Rick (Wilson) is a man being a man, checking out women and making vagina jokes with his best pal Fred (Sudeikis, “Saturday Night Live”). This does not sit right with wives Maggie (Jenna Fischer) and Grace (Applegate) who think that the only way to correct their perverted spouses is to give them a “hall pass;” one week of not being married to do whatever they want, with whoever they want, and get it all out of their systems.
And while the boys venture away for a ridiculous week-long escapade, the wives break off to the vacation house to party with other dreamy guys and no husbands. And of course, it’s apparent that the girls will have temptations of their own. I wonder what will happen. It’s obvious things like this throughout that pissed me off the most.
Wilson’s a personality actor that has anything but one in this movie. He’s the supposed good guy with morals on this voyage of cliché gags that we’ve all heard before: pot brownies, small manhood jokes, etc.
The one-sentence plot of two guys getting a hall pass is somewhat new, but the jokes are not. I could almost finish the punch lines out loud before Owen Wilson delivered them.
Jason Sudeikis practically saves this film from a zero star rating. I’m glad he wasn’t cast as Wilson’s character; he would have been deprived of his genius. Instead, he’s the opposite of the moral compass; the rowdy one who’s five times more foul and more motivated to get laid.
Sudeikis is the goofball; the second half of the buddy comedy duo that laid the pavement for a highway of success for many actors such as Vince Vaughn in “Wedding Crashers.” Sudeikis is a class act for quick, improvisational comedy. I look forward to him becoming a huge star.
Nevertheless, recommending paying seven bucks to see this film would be just cruel. One can only take so many predictable, corny jokes. The worst are the one-liners at the bar their first time out hitting on women. The screenwriter must have written this film in a matter of hours before a class, because my grandmother could have written raunchier, better material.
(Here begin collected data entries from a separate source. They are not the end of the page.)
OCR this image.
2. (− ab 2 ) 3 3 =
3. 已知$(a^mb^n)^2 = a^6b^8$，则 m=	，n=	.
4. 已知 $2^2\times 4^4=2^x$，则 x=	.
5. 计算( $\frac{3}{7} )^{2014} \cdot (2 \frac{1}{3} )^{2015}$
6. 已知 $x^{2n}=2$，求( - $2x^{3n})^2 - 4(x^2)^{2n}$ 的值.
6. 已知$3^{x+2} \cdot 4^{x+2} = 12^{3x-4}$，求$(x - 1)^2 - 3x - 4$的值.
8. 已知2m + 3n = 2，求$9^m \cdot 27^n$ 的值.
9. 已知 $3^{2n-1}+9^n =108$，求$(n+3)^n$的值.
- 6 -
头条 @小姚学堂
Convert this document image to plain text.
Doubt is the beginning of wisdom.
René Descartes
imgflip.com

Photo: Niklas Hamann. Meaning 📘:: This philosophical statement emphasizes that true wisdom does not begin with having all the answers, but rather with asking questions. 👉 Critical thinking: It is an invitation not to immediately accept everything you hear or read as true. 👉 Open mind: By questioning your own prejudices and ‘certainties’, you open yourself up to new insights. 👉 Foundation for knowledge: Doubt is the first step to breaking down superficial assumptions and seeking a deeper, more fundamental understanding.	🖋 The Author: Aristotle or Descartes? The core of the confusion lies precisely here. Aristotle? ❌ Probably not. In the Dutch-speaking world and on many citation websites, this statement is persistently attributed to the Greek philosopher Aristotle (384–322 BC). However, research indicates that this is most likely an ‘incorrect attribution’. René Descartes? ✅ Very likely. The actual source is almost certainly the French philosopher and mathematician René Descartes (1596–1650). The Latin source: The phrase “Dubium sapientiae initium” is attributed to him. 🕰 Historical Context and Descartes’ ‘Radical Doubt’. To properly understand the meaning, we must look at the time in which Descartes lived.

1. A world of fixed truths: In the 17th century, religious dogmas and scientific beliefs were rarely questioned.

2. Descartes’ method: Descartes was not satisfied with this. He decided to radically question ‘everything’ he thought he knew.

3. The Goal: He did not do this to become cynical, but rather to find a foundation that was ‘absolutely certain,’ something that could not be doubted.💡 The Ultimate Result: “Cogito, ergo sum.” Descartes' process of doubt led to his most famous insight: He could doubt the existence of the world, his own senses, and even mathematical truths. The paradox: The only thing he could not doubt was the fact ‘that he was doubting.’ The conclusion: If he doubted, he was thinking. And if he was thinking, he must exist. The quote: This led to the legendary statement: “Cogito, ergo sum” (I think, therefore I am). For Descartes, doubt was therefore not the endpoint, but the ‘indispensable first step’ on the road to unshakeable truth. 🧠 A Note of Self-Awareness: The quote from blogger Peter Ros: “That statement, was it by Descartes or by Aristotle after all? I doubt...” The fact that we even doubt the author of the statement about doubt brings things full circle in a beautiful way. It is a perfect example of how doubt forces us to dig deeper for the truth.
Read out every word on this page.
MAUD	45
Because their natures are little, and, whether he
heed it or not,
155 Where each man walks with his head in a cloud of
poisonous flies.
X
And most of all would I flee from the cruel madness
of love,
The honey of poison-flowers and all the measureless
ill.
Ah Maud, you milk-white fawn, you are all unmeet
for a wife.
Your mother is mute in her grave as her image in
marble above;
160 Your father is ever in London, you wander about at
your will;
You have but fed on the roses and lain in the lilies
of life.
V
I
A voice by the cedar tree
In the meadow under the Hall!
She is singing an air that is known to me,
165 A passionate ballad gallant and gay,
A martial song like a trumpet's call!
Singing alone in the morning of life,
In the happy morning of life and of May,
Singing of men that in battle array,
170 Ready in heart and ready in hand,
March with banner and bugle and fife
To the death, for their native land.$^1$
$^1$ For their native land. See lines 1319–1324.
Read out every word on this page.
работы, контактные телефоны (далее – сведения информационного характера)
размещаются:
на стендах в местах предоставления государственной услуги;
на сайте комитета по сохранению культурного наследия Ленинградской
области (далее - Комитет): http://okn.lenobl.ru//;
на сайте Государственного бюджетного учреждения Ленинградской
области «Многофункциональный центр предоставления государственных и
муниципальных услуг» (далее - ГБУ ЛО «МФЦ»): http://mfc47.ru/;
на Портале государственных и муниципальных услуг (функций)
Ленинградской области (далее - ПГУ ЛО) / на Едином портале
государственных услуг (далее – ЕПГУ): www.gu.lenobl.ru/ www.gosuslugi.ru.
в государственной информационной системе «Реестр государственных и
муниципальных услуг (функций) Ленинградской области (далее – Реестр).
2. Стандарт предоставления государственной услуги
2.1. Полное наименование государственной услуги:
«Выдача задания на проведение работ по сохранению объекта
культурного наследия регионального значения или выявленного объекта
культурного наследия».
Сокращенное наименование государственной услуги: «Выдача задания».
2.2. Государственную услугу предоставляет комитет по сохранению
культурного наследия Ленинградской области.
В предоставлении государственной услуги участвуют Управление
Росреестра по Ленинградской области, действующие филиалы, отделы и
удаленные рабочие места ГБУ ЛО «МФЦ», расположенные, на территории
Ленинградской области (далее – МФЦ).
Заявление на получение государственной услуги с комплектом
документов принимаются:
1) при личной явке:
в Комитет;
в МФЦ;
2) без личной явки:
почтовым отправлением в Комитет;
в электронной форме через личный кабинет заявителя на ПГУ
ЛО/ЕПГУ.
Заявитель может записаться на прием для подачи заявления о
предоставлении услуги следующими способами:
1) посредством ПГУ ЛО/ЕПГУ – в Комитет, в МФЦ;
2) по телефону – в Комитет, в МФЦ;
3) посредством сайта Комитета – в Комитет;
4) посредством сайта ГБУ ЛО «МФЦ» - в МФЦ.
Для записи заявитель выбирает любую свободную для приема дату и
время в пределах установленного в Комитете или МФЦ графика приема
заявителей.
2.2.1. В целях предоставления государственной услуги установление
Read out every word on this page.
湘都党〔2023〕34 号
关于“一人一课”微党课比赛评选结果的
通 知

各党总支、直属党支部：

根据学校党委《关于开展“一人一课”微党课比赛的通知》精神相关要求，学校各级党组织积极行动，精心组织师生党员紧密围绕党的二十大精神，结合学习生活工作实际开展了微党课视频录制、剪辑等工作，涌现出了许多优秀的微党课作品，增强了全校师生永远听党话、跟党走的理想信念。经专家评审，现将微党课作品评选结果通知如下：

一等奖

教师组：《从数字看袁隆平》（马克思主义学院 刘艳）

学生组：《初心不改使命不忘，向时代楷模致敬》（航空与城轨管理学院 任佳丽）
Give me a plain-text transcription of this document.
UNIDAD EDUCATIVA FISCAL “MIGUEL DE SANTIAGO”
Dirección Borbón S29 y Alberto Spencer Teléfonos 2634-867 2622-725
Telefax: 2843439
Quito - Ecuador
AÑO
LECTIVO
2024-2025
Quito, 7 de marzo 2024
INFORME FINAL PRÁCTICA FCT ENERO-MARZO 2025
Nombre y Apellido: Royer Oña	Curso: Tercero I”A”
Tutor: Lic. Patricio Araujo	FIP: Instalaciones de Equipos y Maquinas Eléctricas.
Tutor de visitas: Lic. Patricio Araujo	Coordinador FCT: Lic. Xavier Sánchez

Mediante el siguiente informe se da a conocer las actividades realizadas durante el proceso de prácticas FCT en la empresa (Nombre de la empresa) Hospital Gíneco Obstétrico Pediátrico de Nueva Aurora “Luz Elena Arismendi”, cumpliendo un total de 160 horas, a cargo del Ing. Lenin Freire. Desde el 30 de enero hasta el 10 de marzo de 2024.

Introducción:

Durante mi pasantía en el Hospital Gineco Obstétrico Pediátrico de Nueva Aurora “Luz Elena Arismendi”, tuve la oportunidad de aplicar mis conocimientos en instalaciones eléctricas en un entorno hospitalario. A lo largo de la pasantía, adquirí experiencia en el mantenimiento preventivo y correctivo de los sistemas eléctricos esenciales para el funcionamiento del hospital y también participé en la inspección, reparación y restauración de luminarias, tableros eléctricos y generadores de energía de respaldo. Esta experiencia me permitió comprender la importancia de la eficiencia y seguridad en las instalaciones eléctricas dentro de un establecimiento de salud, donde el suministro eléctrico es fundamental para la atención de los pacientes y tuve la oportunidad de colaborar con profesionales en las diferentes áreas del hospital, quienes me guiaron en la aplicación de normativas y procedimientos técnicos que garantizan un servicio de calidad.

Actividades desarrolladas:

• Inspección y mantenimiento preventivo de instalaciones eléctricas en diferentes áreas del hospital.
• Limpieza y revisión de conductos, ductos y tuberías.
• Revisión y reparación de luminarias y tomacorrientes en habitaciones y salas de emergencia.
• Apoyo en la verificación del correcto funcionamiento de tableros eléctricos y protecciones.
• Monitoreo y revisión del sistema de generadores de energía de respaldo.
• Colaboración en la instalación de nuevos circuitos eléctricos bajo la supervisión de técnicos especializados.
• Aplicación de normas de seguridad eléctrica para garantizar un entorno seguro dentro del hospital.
I even feel bad seeing respected actors like Richard Jenkins be forced into low grade crap like this. He plays Coakley, the fedora-wearing, womanizing know-it-all when it comes to partying and getting laid. He’s the only real comedian in this flick next to Sudeikis.
Long story short, this film just simply wasn’t that funny. I expected a lot more out of the Farrelly brothers. Watching the trailer, the first impression is an idea for a really great guy movie with an original concept. Unfortunately, it was just a tease for a film that lacks true material.